Vulnerabilidad y Trastornos por Consumo de Sustancias

La vulnerabilidad en la sociedad actual, entendida como un estado psicológico donde se es consciente de una herida emocional, a menudo se oculta por miedo al juicio o al rechazo. Esta tendencia a construir "máscaras de aparente fortaleza" es particularmente notoria en el colectivo drogodependiente, donde se manifiestan como "máscaras de adictos" que encubren comportamientos de manipulación, mentira y agresividad.

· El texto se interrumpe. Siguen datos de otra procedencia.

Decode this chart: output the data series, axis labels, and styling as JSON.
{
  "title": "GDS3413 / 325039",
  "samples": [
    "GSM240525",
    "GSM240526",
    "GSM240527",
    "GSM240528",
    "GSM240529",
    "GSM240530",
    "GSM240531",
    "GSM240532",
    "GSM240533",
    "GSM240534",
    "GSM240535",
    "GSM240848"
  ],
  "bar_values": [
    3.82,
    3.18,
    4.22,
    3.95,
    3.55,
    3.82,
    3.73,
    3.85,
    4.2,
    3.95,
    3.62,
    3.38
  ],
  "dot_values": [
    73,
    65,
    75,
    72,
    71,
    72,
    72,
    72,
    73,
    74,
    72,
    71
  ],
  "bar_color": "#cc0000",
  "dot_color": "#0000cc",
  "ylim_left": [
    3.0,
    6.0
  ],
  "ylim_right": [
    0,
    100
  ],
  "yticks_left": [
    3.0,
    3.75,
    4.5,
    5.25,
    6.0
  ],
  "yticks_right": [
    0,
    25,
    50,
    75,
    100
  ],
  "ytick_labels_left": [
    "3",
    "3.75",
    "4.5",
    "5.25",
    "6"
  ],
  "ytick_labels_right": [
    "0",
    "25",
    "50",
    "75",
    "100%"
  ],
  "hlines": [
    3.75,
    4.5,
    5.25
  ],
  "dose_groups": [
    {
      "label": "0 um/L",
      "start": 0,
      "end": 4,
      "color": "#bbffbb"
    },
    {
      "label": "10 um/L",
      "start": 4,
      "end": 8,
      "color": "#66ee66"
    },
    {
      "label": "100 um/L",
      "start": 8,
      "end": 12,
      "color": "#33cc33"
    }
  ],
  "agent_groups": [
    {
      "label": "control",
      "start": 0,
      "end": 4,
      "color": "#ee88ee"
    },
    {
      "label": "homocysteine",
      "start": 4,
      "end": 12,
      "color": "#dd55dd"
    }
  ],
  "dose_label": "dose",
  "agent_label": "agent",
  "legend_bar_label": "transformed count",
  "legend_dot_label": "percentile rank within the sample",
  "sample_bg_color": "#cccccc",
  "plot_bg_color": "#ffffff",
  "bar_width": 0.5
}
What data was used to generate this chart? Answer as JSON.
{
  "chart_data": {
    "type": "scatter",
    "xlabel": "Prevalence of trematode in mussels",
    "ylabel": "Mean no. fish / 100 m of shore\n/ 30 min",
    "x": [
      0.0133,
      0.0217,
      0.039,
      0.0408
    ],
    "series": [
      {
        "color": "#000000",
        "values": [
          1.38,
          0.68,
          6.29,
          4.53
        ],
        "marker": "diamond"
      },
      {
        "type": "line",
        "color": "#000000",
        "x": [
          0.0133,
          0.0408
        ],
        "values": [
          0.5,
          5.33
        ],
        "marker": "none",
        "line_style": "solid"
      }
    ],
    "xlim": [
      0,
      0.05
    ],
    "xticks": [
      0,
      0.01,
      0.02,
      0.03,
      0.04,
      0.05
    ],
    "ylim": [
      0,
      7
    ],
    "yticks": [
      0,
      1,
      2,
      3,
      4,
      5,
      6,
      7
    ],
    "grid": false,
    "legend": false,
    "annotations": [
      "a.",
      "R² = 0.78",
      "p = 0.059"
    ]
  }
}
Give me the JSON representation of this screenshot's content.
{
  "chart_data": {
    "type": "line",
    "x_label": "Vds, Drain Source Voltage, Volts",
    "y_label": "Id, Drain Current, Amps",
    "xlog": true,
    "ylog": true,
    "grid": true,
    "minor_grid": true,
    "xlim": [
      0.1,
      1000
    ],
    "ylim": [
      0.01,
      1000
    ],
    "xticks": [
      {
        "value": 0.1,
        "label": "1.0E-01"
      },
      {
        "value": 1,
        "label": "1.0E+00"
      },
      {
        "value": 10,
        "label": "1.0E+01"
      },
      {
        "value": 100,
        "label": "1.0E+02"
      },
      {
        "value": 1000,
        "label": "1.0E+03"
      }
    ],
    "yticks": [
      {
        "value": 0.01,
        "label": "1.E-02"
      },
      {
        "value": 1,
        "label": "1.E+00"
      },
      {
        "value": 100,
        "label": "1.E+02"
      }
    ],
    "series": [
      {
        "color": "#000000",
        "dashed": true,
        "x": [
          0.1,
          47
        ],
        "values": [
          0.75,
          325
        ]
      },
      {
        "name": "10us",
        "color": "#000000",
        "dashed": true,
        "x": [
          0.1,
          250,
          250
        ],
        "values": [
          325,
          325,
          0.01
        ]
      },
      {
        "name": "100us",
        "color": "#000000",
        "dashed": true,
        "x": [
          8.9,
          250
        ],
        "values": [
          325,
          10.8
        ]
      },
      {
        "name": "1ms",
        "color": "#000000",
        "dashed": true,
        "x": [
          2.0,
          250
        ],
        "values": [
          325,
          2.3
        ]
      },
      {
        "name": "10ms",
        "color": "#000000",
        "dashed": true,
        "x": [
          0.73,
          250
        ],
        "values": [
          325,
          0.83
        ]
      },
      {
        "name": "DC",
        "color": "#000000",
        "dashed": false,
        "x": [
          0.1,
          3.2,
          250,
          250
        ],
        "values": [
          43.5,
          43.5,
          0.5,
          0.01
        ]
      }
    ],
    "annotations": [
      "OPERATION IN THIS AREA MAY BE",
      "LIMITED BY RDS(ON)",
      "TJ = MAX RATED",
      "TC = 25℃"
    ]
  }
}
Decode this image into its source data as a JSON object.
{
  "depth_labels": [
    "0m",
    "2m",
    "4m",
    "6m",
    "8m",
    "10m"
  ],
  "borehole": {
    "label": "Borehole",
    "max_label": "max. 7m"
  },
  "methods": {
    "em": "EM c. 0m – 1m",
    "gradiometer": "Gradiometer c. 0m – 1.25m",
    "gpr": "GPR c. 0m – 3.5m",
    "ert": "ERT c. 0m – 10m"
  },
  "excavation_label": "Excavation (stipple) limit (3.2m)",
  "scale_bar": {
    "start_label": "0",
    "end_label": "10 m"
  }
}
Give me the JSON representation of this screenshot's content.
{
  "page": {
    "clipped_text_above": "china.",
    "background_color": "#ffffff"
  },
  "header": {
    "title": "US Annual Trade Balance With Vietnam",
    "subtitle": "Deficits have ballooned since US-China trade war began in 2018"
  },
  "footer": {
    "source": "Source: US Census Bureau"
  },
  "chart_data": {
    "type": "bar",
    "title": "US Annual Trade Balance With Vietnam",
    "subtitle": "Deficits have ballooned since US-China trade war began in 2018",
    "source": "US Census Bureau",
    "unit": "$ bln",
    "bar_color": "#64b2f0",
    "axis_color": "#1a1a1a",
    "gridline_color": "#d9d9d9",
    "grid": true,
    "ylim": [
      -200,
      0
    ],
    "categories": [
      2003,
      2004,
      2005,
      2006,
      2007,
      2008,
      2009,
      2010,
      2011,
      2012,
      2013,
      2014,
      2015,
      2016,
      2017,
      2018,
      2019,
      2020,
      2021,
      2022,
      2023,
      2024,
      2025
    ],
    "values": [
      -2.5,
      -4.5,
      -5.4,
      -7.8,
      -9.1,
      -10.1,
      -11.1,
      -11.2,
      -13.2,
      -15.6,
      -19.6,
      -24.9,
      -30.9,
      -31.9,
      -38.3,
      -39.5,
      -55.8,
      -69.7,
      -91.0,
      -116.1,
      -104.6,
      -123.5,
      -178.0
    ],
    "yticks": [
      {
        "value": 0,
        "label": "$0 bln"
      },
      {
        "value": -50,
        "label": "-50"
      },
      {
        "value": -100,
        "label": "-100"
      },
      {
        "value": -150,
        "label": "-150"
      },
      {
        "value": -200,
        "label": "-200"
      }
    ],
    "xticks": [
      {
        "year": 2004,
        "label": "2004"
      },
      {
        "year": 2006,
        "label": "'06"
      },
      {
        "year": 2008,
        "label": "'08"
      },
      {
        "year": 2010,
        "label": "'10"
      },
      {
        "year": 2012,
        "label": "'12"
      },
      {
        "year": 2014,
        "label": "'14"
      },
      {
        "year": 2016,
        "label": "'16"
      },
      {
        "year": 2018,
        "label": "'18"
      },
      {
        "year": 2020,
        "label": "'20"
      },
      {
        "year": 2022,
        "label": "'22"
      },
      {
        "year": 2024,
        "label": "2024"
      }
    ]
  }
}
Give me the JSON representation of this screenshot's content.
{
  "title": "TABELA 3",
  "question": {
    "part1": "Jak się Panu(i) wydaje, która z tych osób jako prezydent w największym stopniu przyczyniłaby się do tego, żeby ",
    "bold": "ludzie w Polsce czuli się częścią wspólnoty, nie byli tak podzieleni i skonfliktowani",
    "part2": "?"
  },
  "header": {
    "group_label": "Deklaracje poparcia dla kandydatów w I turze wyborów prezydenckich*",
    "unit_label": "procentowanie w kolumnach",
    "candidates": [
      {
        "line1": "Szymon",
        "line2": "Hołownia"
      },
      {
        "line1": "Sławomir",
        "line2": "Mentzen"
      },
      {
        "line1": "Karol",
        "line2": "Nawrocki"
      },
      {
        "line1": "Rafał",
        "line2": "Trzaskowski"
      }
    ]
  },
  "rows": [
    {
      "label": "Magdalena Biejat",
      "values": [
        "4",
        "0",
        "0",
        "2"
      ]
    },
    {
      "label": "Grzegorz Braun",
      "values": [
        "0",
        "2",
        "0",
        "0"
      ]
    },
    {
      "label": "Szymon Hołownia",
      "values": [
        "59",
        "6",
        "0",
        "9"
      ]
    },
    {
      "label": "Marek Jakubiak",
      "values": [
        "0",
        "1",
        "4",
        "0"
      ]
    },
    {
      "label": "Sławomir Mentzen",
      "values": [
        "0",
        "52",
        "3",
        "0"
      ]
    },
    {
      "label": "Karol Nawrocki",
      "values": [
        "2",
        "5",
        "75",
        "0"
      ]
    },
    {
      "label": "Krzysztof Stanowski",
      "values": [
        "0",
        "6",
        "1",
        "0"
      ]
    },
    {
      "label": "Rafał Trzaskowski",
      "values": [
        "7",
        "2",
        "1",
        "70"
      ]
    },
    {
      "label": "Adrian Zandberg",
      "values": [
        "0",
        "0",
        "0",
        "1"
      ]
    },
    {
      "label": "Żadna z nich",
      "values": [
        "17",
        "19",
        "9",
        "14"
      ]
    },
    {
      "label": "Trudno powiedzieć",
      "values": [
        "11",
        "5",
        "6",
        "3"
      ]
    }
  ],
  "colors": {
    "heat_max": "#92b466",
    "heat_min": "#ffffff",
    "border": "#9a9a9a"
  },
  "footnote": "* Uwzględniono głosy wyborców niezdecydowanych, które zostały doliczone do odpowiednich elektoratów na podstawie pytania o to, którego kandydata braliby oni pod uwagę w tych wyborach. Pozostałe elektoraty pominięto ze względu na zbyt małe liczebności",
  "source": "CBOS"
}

Los trastornos por el consumo de sustancias, una enfermedad que afecta el cerebro y el comportamiento, implican patrones de uso continuado a pesar de las consecuencias negativas. Este término es más preciso y tiene menos connotaciones negativas que "adicción", "abuso" o "dependencia". Es importante destacar que el consumo de drogas ilegales no siempre implica un trastorno, mientras que sustancias legales como el alcohol o algunos medicamentos con receta sí pueden provocarlo. Los problemas derivados del uso de drogas afectan a todos los grupos socioeconómicos.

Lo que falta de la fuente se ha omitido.